The ZX81 won a British Design Council award in 1981. It won a Haus Industrieform award and is in a permanent collection in Essen. The Sinclair QL won an Italian design award at the Smau Industrial Design Award.

==Post-Sinclair==
In 1986, he founded Dickinson Associates, an industrial design consultancy based in Cambridge. That year he produced the industrial design for an early laptop computer, the Cambridge Z88. In 1987 he was commissioned by Alan Sugar to create the industrial design concept for Amstrad's first portable computer.

In 1989, Dickinson, Christopher Curry (Acorn Computers), and Keith Dunning re-thought the MacArthur field microscope and Dickinson designed the Lensman microscope, a portable field microscope.

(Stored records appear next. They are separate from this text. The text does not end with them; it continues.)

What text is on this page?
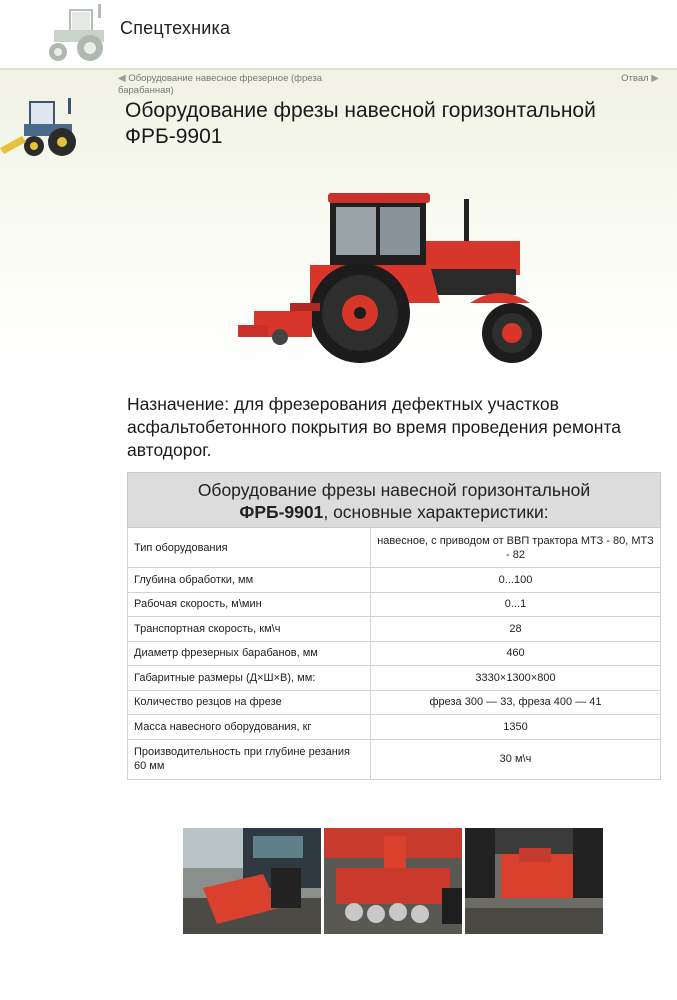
Спецтехника
◀ Оборудование навесное фрезерное (фреза барабанная)
Отвал ▶
Оборудование фрезы навесной горизонтальной ФРБ-9901

Назначение: для фрезерования дефектных участков асфальтобетонного покрытия во время проведения ремонта автодорог.

Оборудование фрезы навесной горизонтальной
ФРБ-9901, основные характеристики:	
Тип оборудования	навесное, с приводом от ВВП трактора МТЗ - 80, МТЗ - 82
Глубина обработки, мм	0...100
Рабочая скорость, м\мин	0...1
Транспортная скорость, км\ч	28
Диаметр фрезерных барабанов, мм	460
Габаритные размеры (Д×Ш×В), мм:	3330×1300×800
Количество резцов на фрезе	фреза 300 — 33, фреза 400 — 41
Масса навесного оборудования, кг	1350
Производительность при глубине резания 60 мм	30 м\ч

In 1990–91 the Lensman microscope won the BBC design awards, The Prince Of Wales Award For Industrial Innovation And Production, and the Archimedes award for Engineering Excellence.

He produced the industrial design concepts and models of the first "Broad Band phone" for AT&T. Dickinson Associates created the industrial design, mechanical design, and production engineering design for the first GSM mobile phone "reference phone" design, for Rockwell. Dickinson Associates were also the designers of the Gizmondo handheld console (originally the Gametrac).

In 2014, he published concept designs for modern Sinclair microcomputers. The following year, Dickinson published a series of images of the ZX Spectrum Next re-imagining the original Spectrum design. In 2016, he designed a wireless patch for a medical system to allow expectant mothers to monitor fetal heart rates. He also worked on the design of the ZX Spectrum Vega+ handheld games console. The first ZX Spectrum Next was delivered in February 2020.

==Personal life and death==
Dickinson had two daughters, Grace and Daisy, with his first wife Kim. He is survived by them and by his second wife Elizabeth ("Lizzy").

Dickinson died on 24 April 2018 while in Texas receiving further treatment for cancer first diagnosed in 2015.